Daianne Hayashida PHOTO: ALYSSA SKALA/HAWKEYESPORTS.COM Iowa's Daianne Hayashida and Barbara Pokorna hug after winning their spring home match against Illinois at the Hawkeye Tennis and Recreation Center.

When Daianne Hayashida was being recruited to play U.S. collegiate tennis, the South American teenager had narrowed her focus to three schools. There was just one problem.

“My visa had expired,” says Hayashida, who calls Lima, Peru, home. “I couldn’t visit any of the schools I was interested in.”

Iowa sent then-assistant coach Daniel Leitner to Peru to visit Hayashida and her family. It was a big selling point for the aspiring tennis player. “Even though I was injured, he still came to Lima, visited my family, and got to know me,” she says. “That was really cool.”

Site unseen, Hayashida chose Iowa—and now she’s a rising star for Iowa tennis and head coach Sasha Boros Schmid (96BA, 99JD). After going 10-3 in singles and winning eight doubles matches during her freshman year, she began the fall season with a win at the Intercollegiate Tennis Association (ITA) All-American Championships—which pits the country’s best student-athletes against each other.

Now, this spring, she’s the No. 1 singles player for the Hawkeyes and holding her own against top competition. Also, for the first time in her career, Hayashida entered the ITA Division I singles rankings earlier this year.

“Daianne has demonstrated that she can win at an elite level here at Iowa,” says Schmid. “She’s an experienced player and is now proving that she is a wonderful teammate. She helps her fellow Hawkeyes compete at a high level.”

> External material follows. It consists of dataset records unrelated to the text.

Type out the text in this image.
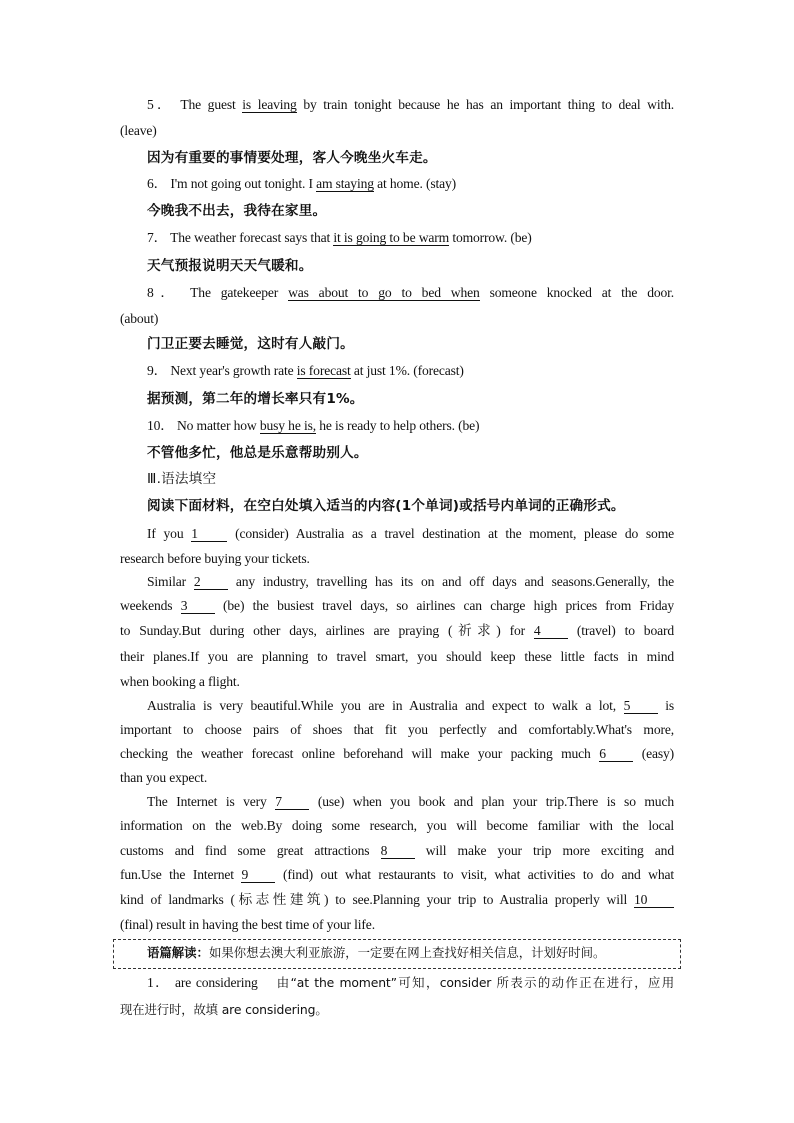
5． The guest is leaving by train tonight because he has an important thing to deal with.
(leave)
因为有重要的事情要处理，客人今晚坐火车走。
6． I'm not going out tonight. I am staying at home. (stay)
今晚我不出去，我待在家里。
7． The weather forecast says that it is going to be warm tomorrow. (be)
天气预报说明天天气暖和。
8． The gatekeeper was about to go to bed when someone knocked at the door.
(about)
门卫正要去睡觉，这时有人敲门。
9． Next year's growth rate is forecast at just 1%. (forecast)
据预测，第二年的增长率只有1%。
10． No matter how busy he is, he is ready to help others. (be)
不管他多忙，他总是乐意帮助别人。
Ⅲ.语法填空
阅读下面材料，在空白处填入适当的内容(1个单词)或括号内单词的正确形式。
If you 1	(consider) Australia as a travel destination at the moment, please do some
research before buying your tickets.
Similar 2	any industry, travelling has its on and off days and seasons.Generally, the
weekends 3	(be) the busiest travel days, so airlines can charge high prices from Friday
to Sunday.But during other days, airlines are praying (祈求) for 4	(travel) to board
their planes.If you are planning to travel smart, you should keep these little facts in mind
when booking a flight.
Australia is very beautiful.While you are in Australia and expect to walk a lot, 5	is
important to choose pairs of shoes that fit you perfectly and comfortably.What's more,
checking the weather forecast online beforehand will make your packing much 6	(easy)
than you expect.
The Internet is very 7	(use) when you book and plan your trip.There is so much
information on the web.By doing some research, you will become familiar with the local
customs and find some great attractions 8	will make your trip more exciting and
fun.Use the Internet 9	(find) out what restaurants to visit, what activities to do and what
kind of landmarks (标志性建筑) to see.Planning your trip to Australia properly will 10
(final) result in having the best time of your life.
语篇解读：如果你想去澳大利亚旅游，一定要在网上查找好相关信息，计划好时间。
1． are considering 由“at the moment”可知，consider 所表示的动作正在进行，应用
现在进行时，故填 are considering。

Daianne Hayashida PHOTO: STEPHEN MALLY/HAWKEYESPORTS.COM Hayashida celebrates during a doubles match earlier this year at the Hawkeye Tennis and Recreation Complex.

A Love for Tennis From an Early Age

Growing up in Peru, Hayashida was active in sports, including swimming, tennis, and track and field. It didn’t take long for her to realize that she had a favorite.

“When I was little, I played a lot of tennis with my dad; I really enjoyed that,” says Hayashida. “I ended up playing tennis only from age 8 on.”

She blossomed into a tremendous talent. Hayashida was a South American champion at 12 years old and claimed the championship again at age 14. She also traveled the globe to compete against high quality competition—winning the gold medal in doubles and earned bronze in singles at the 2021 Pan American Games.

While she could have turned pro, Hayashida also wanted to get an education.

“Coming to the U.S. was a great opportunity for me to get my degree and play at a high level of tennis,” says Hayashida, who is a psychology and sports and recreation management double major. “It’s been great at Iowa. I love the small college town atmosphere here.”

While transitioning from clay courts to hard courts has been an adjustment, it’s not the only change that Hayashida had had to maneuver as a Hawkeye.

“Tennis is an individual sport, but in college, I’ve learned to play as part of a team,” she says. “You have six girls on the court at the same time. I’ve gotten used to celebrating more—yelling more—on the court, and it’s really helped my game. I’ve learned that here.”

It shows that, for Hayashida and her team, Hawkeyes are stronger together.